Machado uses her collection to engage with the various ways that women’s bodies are under attack. In ‘The Husband’s Stitch’, we see much of the narrator’s life, from meeting her husband and falling in love, to having a child and in turn seeing him grow up. She’s consumed by passed along tales of woe of women who tried to step outside the boundaries of the roles ascribed to them by their gender only to have it all end in disaster, and self-polices her own desires accordingly. She considers her marriage happy – if interspersed with moments in which her husband’s lack of respect becomes clear. Their marriage has only one real conflict. The narrator has worn around her neck for her whole life a green ribbon, and she will not allow her husband to touch it. Though she shares herself with him in every other respect, he cannot get over the fact that he is not allowed to touch this green ribbon. He can’t allow her to be the sole owner of even one single part of herself, and when she finally gives in and allows him possession of the thing she so desperately wished to keep as her own, horror ensues.

In another story, ‘Eight Bites’, a woman has weight loss surgery only to find the removed fat assembles itself into a creature that lives in her house. The creature has no eyes or ears or nose or mouth and when the woman comes into contact with it for the first time, she attacks it – kicking it, stabbing it, ripping it to pieces.

“I find myself wishing she would fight back, but she doesn’t. Instead, she sounds like she is being deflated. A hissing, defeated wheeze.”

This violence against the self – first more ethereal before becoming painfully, flinchingly literal is familiar to us all as we are bombarded everywhere we look of images of the ‘ideal bikini body’, where weight loss isn’t a cause for concern but for praise. I always remember this one time when I went to see a Katherine Ryan stand up show; she spoke about her divorce and how the trauma of it caused her to lose a ton of weight. When she saw herself in the mirror she thought she looked like she had a horrific disease. Everyone else? Well, they complimented her on how great she looked so skinny.

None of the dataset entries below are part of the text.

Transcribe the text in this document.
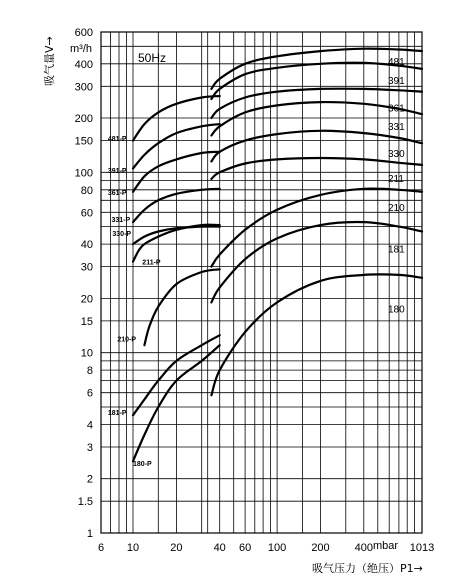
6 10	20	40 60 100 200 400	1013
1
1.5
2
3
4
6
8
10
15
20
30
40
60
80
100
150
200
300
400
600
481
391
361
331
330
211
210
181
180
481-P
391-P
361-P
331-P
330-P
211-P
210-P
181-P
180-P
50Hz
m³/h
mbar
吸气压力（绝压）P1→
吸气量V→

Her Body and Other Parties is a haunting collection of mostly horrifying stories built on the truths of patriarchy. From the episode-by-episode rewrite of Law and Order: SVU – a show which creates entertainment out of sexual violence against women – Machado tells the haunting tale of a detective followed by the ghosts of murdered women, to ‘Real Women Have Bodies’, in which women across the country are becoming incurably incorporeal – the faded women haunt the streets of cities and have themselves sewn into the seams of designer dresses – she tells the disturbing tale of what it is to be a woman in a world in which your body is forever under attack.

Not all books are supposed to be comfortable, and Her Body and Other Parties definitely took me to my limits of self-inflicted anxiety. It’s a strange book that I find difficult to recommend, exactly, but would encourage you to read anyway.